Ленин сказал в полный голос:
— Не секрет, что юнкера захватили телефонную станцию. Не секрет и то, что мы должны выбить их оттуда в ближайшие часы! Юнкерский мятеж ни больше ни меньше как агония буржуазии и ее лакея — авантюриста Керенского. Постоянная ошибка эсеров — неверие в силу пролетариата. Они почувствуют эту силу! Плохо, что мы не научились еще беречь своих комиссаров. Юнкерам объявите ультиматум: расстреляют Антонова — милости пусть не ждут. И найдите средство передать этой контрреволюционной банде… выступление юнкеров дело их рук… банде, которая называет себя «Комитетом спасения»… — Ленин презрительно хмыкнул: — Спасители! От кого и кого они спасают?! — Заложив руки за спину под расстегнутым пиджаком, Ленин сделал несколько шагов к барьеру и сказал, уже не столько обращаясь к комиссарам, сколько к посетителям, наверное, догадываясь, что могут среди них быть и сторонники контрреволюции: — Передайте, что за смерть народного комиссара мы расстреляем всю их верхушку! — И тут же повернулся, сказал членам Военно-революционного комитета: — Оповестите широко население, красногвардейцев, солдат, что так называемый «Комитет спасения родины и революции» объявляется Советским правительством вне закона.
— Приказ об этом уже печатается, — сказал Крыленко.
— Отлично. Проверены ли факты, что контрреволюционными частями командуют офицеры союзнических миссий?

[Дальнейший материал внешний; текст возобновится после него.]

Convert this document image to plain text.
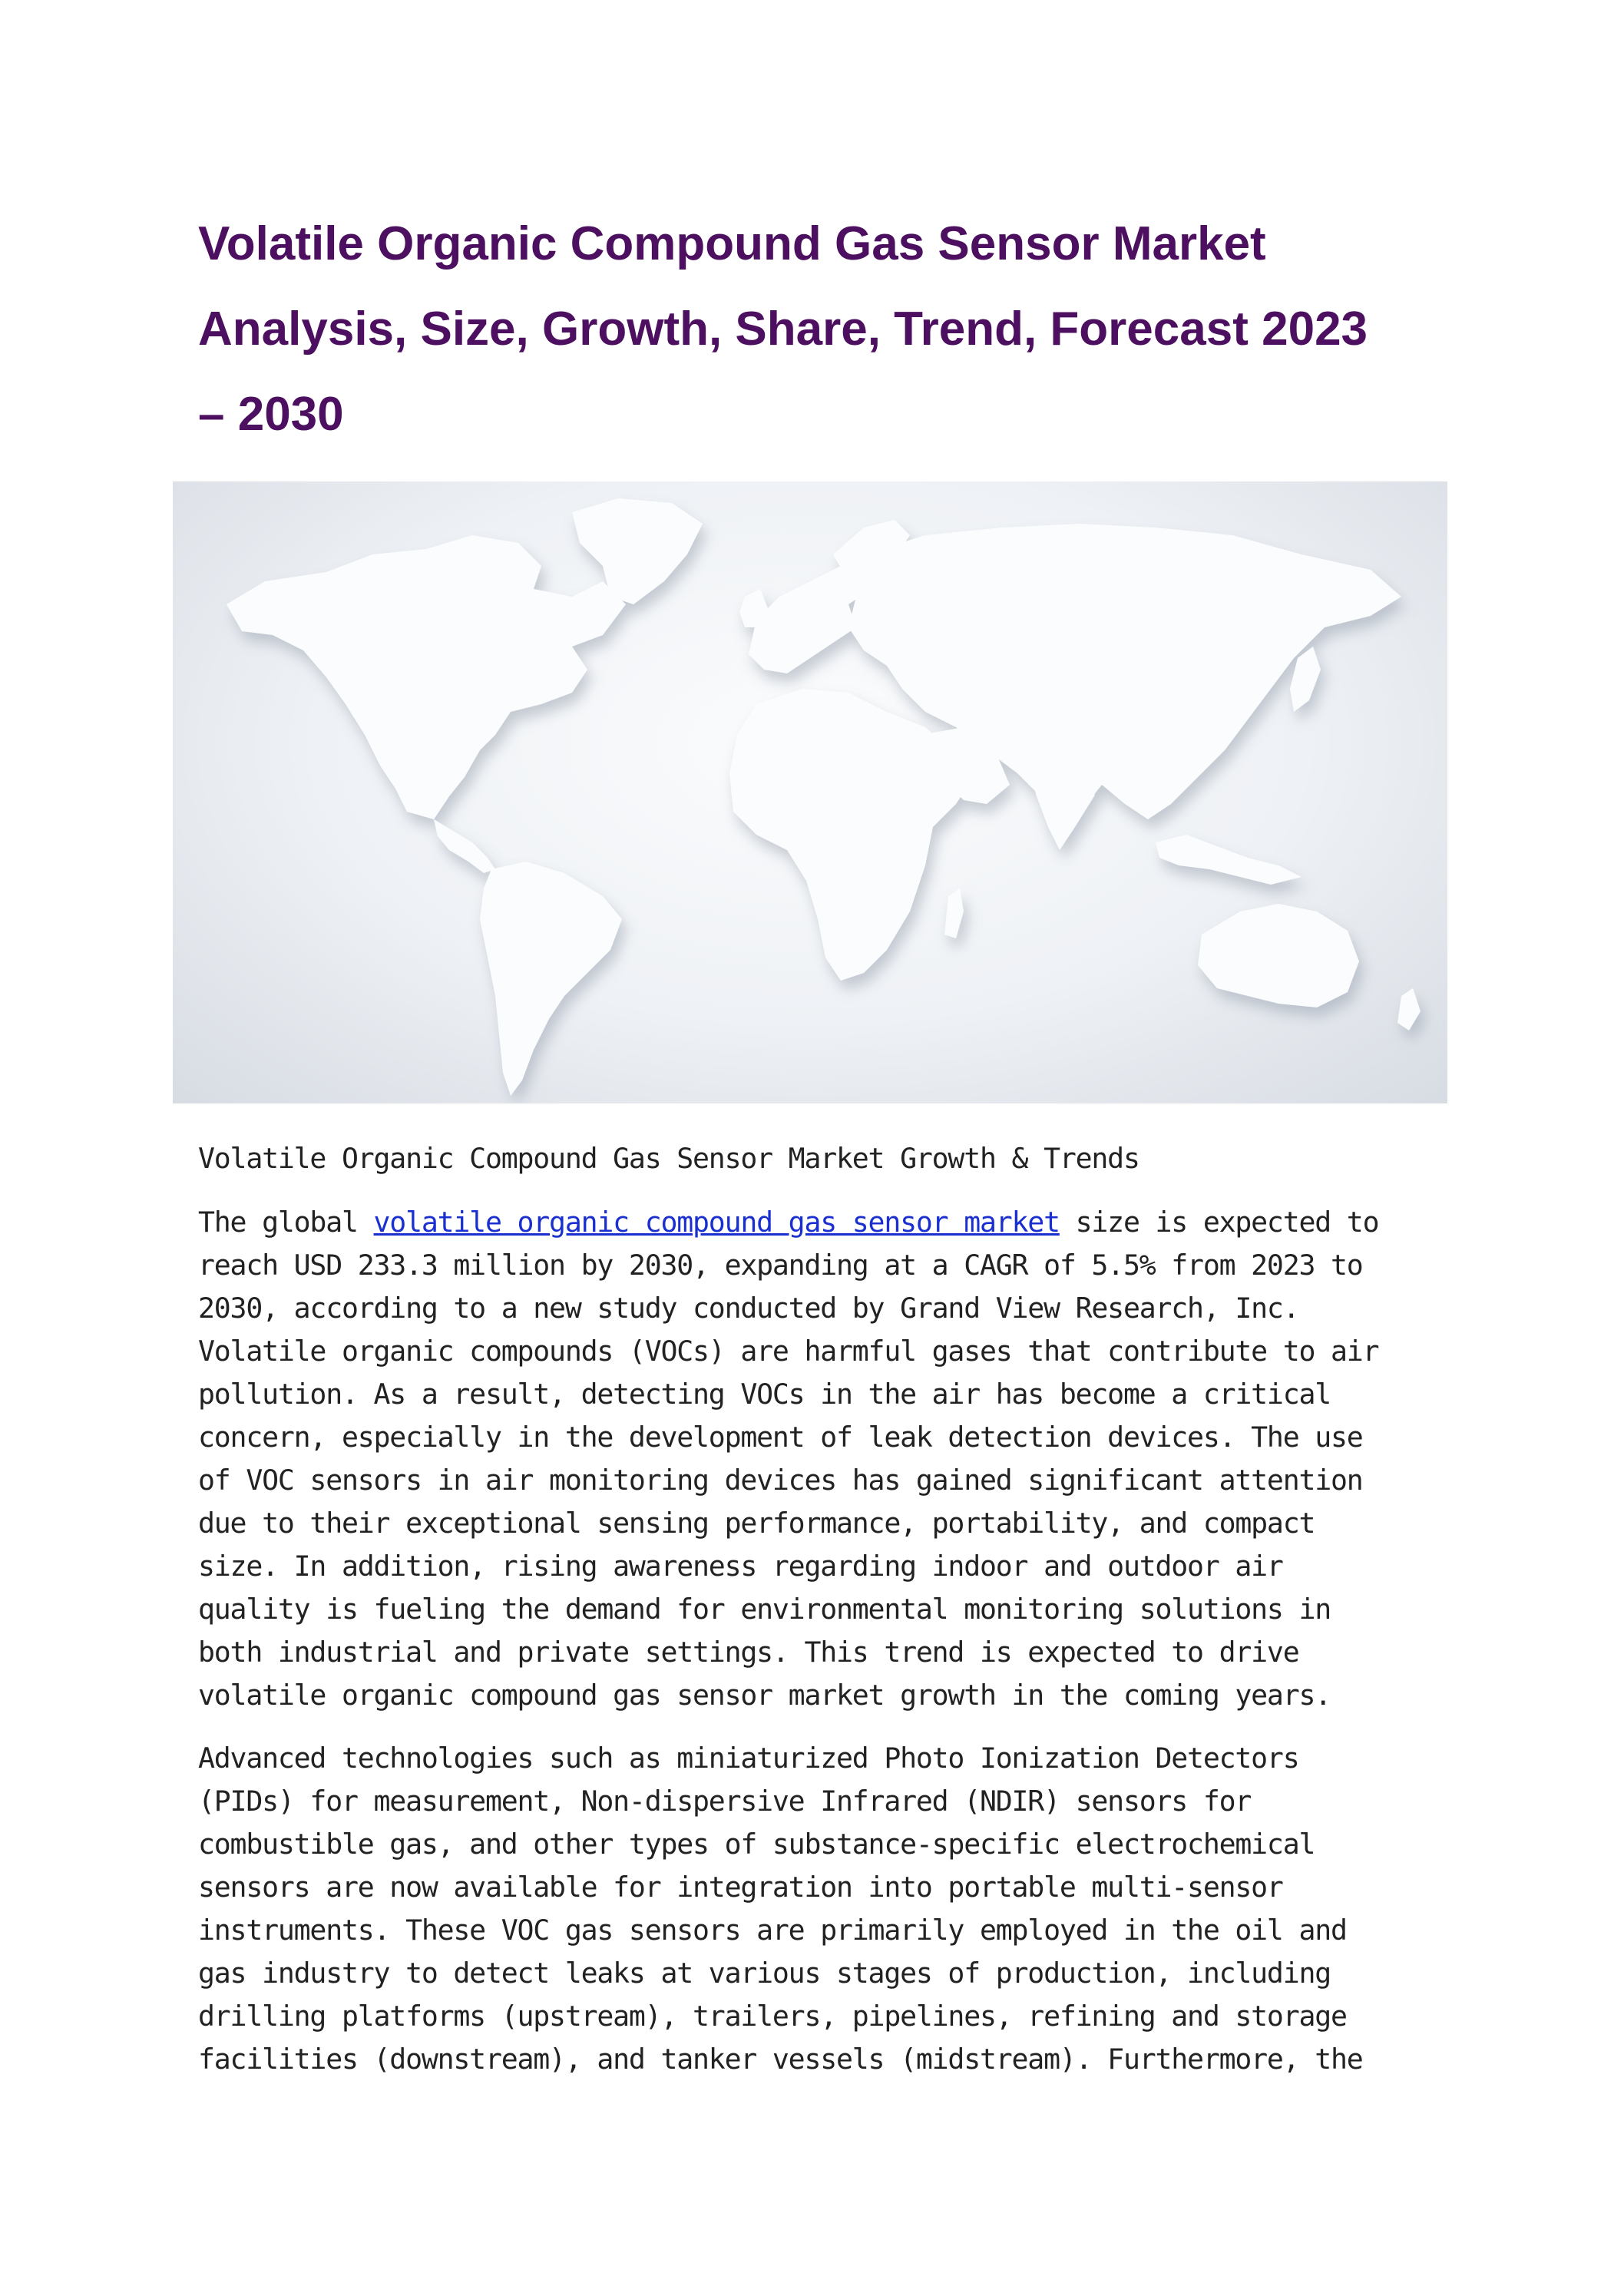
Volatile Organic Compound Gas Sensor Market
Analysis, Size, Growth, Share, Trend, Forecast 2023
– 2030
Volatile Organic Compound Gas Sensor Market Growth & Trends
The global volatile organic compound gas sensor market size is expected to
reach USD 233.3 million by 2030, expanding at a CAGR of 5.5% from 2023 to
2030, according to a new study conducted by Grand View Research, Inc.
Volatile organic compounds (VOCs) are harmful gases that contribute to air
pollution. As a result, detecting VOCs in the air has become a critical
concern, especially in the development of leak detection devices. The use
of VOC sensors in air monitoring devices has gained significant attention
due to their exceptional sensing performance, portability, and compact
size. In addition, rising awareness regarding indoor and outdoor air
quality is fueling the demand for environmental monitoring solutions in
both industrial and private settings. This trend is expected to drive
volatile organic compound gas sensor market growth in the coming years.
Advanced technologies such as miniaturized Photo Ionization Detectors
(PIDs) for measurement, Non-dispersive Infrared (NDIR) sensors for
combustible gas, and other types of substance-specific electrochemical
sensors are now available for integration into portable multi-sensor
instruments. These VOC gas sensors are primarily employed in the oil and
gas industry to detect leaks at various stages of production, including
drilling platforms (upstream), trailers, pipelines, refining and storage
facilities (downstream), and tanker vessels (midstream). Furthermore, the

— Есть показания красногвардейцев, что владимирцами командует английский офицер.
— Предупредите посольства и миссии, что никакая дипломатическая неприкосновенность не спасет этих офицеров от революционного суда. Постарайтесь арестовать хотя бы одного из этих офицеров на месте боя. На клевету мы ответим разоблачением контрреволюционного заговора мировой буржуазии.
Зазуммерил полевой телефон. Матрос, с явной неохотой отойдя от Ленина, взял трубку. Послушал, и вдруг лицо его засияло, он грохнул на всю комнату:
— Есть! Есть! Передайте полку революционный привет от товарища Ленина!
Крыленко бросился к матросу, подавая ему выразительные знаки.
Ленин, взявшись за лацканы пиджака, посмотрел на них, все понимая, и прищуренные глаза его весело улыбались.
Матрос оторвал трубку от уха:
— Товарищи! Радостная новость! Передает командир пулковского отряда! Царскосельский стрелковый полк, державший нейтралитет, выступил против Керенского. Казаки отступают! — Но матрос тут же спохватился и виновато сказал: — Простите, что привет… без разрешения…
Ленин потер ладони и снова сказал свое любимое слово: «Отлично!» Он произносил это слово так же красиво, как слово «товарищ».
— На кого может рассчитывать этот авантюрист Керенский? Поднялся пролетариат Питера. С нами большинство полков и кораблей.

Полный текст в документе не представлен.